A photo taken by Garcia shows Feraudo standing in front of Cerro Torre, one of the mountains Reed calls “the granite avatars.” Reed said he thinks Feraudo then hiked on a path he suggested to the base of Monte Fitz, another spectacular mountain, and north to Rio Electrico. Feraudo made a side trip along Rio Piedras Blancas to see Laguna Piedras Blancas, or the lake of the white mountains, and died along the trail.

“He died in a spectacular place, and he had to have had those emotions of wonder that I had,” Reed said. “That must have been his mindset, his dominant emotion during the last two or three days of his life. He must have been totally awe-inspired and filled with wonder and amazement.”

“We do find some peace in the fact that some of the last sites he was at were so amazing,” said Feraudo’s sister, Marianne Mitchell.

Patagonia was the first part of a trip Feraudo planned that would continue on a sea voyage from Ushuaia, the southernmost city in the world, across the Antarctic Circle and to the Antarctica Peninsula. Naturalists and guides Carmen and Conrad Field planned to meet Feraudo in Argentina with some other Homer people. Carmen Field said the trip would go on as planned.

“We’ll honor him down there at the circle somehow,” she said.

The oldest of five children, Feraudo was born June 20, 1954, in Rockville Center, N.Y., to Mary and Michael Feraudo Sr. He grew up in Suffolk County, Long Island, and graduated with a bachelor of science in horticulture from the State University of New York, Cobleskill. He came to Alaska in 1979, where he worked as a surveyor out of Ketchikan with the U.S. Forest Service in the Tongass National Forest.

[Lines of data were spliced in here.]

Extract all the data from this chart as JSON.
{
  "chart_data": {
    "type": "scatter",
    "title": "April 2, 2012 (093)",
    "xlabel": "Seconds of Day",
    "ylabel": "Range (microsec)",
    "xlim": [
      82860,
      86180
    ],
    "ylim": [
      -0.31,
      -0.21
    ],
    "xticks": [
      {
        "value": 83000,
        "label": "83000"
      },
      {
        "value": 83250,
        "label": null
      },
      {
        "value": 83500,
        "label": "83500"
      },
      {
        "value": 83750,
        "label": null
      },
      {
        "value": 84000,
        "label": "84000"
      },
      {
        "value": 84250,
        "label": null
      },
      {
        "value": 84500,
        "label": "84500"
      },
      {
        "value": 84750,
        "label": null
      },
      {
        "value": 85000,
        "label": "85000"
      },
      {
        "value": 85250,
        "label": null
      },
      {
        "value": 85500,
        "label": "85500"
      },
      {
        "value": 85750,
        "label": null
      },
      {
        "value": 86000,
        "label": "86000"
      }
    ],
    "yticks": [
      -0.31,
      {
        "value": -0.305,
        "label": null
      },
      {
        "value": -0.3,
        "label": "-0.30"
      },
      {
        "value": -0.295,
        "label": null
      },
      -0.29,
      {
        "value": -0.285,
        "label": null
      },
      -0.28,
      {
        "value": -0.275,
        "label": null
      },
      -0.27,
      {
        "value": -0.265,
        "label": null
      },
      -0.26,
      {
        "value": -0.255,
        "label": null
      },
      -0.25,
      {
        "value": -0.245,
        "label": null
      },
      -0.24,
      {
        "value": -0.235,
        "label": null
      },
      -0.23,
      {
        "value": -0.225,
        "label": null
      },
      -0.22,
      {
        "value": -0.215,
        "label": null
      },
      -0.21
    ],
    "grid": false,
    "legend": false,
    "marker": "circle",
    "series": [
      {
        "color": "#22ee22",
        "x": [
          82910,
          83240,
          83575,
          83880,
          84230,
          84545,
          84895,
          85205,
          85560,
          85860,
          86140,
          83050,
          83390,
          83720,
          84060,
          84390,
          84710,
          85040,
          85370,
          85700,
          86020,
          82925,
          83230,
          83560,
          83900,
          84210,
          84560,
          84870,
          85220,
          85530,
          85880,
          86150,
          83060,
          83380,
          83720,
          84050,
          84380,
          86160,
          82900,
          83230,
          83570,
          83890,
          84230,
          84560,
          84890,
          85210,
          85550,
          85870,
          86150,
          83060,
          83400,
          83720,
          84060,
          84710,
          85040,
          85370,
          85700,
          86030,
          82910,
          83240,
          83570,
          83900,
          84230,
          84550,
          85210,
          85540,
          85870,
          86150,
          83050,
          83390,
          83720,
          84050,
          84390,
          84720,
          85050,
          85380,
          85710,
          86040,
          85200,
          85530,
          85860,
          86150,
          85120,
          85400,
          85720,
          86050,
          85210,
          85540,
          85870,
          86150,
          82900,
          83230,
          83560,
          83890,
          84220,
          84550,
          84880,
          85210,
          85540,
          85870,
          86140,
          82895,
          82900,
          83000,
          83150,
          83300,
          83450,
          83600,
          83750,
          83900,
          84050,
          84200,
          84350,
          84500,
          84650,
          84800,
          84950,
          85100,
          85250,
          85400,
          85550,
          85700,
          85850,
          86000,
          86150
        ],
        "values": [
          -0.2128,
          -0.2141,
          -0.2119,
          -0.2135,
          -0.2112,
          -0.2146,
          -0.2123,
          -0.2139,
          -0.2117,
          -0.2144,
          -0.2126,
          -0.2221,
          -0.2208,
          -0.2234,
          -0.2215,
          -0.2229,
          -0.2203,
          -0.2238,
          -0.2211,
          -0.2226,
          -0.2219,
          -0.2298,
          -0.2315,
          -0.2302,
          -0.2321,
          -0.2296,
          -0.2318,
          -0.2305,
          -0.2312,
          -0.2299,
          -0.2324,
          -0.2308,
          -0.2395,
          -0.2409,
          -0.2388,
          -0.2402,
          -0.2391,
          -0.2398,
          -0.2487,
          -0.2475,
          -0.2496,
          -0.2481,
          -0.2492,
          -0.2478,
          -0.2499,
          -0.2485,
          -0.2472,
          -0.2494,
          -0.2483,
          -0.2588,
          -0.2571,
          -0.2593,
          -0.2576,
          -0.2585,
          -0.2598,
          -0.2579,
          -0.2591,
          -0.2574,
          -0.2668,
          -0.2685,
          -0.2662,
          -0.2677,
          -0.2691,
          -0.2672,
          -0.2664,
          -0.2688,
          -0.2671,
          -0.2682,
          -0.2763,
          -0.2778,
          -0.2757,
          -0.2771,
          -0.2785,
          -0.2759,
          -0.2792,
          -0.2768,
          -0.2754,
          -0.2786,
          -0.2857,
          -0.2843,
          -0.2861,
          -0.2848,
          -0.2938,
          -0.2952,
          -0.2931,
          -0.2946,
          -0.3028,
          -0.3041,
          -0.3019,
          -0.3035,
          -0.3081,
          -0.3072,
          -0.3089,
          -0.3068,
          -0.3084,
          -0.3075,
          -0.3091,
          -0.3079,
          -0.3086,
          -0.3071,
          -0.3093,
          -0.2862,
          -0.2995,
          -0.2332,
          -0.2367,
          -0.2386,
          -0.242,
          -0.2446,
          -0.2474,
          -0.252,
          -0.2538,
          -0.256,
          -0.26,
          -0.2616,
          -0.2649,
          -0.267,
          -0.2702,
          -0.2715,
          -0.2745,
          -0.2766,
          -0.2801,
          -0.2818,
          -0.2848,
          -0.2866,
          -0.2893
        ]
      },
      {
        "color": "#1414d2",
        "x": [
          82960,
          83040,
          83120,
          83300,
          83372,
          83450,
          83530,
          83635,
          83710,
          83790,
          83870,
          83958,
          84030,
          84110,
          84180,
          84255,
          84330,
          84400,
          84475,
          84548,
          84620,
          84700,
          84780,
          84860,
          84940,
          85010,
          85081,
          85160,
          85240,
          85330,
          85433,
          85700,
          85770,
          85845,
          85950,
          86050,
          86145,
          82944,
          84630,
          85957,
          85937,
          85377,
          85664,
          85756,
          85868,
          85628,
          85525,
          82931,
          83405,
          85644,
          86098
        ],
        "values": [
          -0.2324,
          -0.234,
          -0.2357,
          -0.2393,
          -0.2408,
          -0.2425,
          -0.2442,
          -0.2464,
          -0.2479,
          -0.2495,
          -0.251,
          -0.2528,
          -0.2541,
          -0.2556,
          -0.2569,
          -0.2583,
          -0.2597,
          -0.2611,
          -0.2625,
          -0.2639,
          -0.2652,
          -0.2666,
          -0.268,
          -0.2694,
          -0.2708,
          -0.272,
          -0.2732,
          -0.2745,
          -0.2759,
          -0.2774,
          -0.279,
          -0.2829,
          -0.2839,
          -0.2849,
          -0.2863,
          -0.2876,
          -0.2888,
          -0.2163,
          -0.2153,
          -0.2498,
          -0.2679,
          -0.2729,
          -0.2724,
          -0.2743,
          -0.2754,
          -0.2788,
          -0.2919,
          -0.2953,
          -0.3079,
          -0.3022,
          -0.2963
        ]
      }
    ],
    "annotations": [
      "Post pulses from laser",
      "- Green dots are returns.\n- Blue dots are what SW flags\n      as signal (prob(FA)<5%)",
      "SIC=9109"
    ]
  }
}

Feraudo is survived by his parents, Mary and Michael Feraudo Sr., of Lake City, Fla.; and his siblings, Lorraine Zarrella, Carol Rossmeissl, Marianne Mitchell, Gary Feraudo, and seven nieces and two nephews.

Mitchell said the family would hold a memorial mass for Feraudo in the near future in New York, and plan a memorial in Homer at a time and place to be announced sometime in April.

Feraudo was preceded in death by his first wife, Renate, who died in 1996. Bonnie Betley said they were married at Gull Rock in 1985, and Renate’s ashes were spread there. The family plans also to spread Feraudo’s ashes at Gull Rock.

“He will ultimately be reunited with Renate,” Mitchell said. “We’re happy about that. He truly missed her.”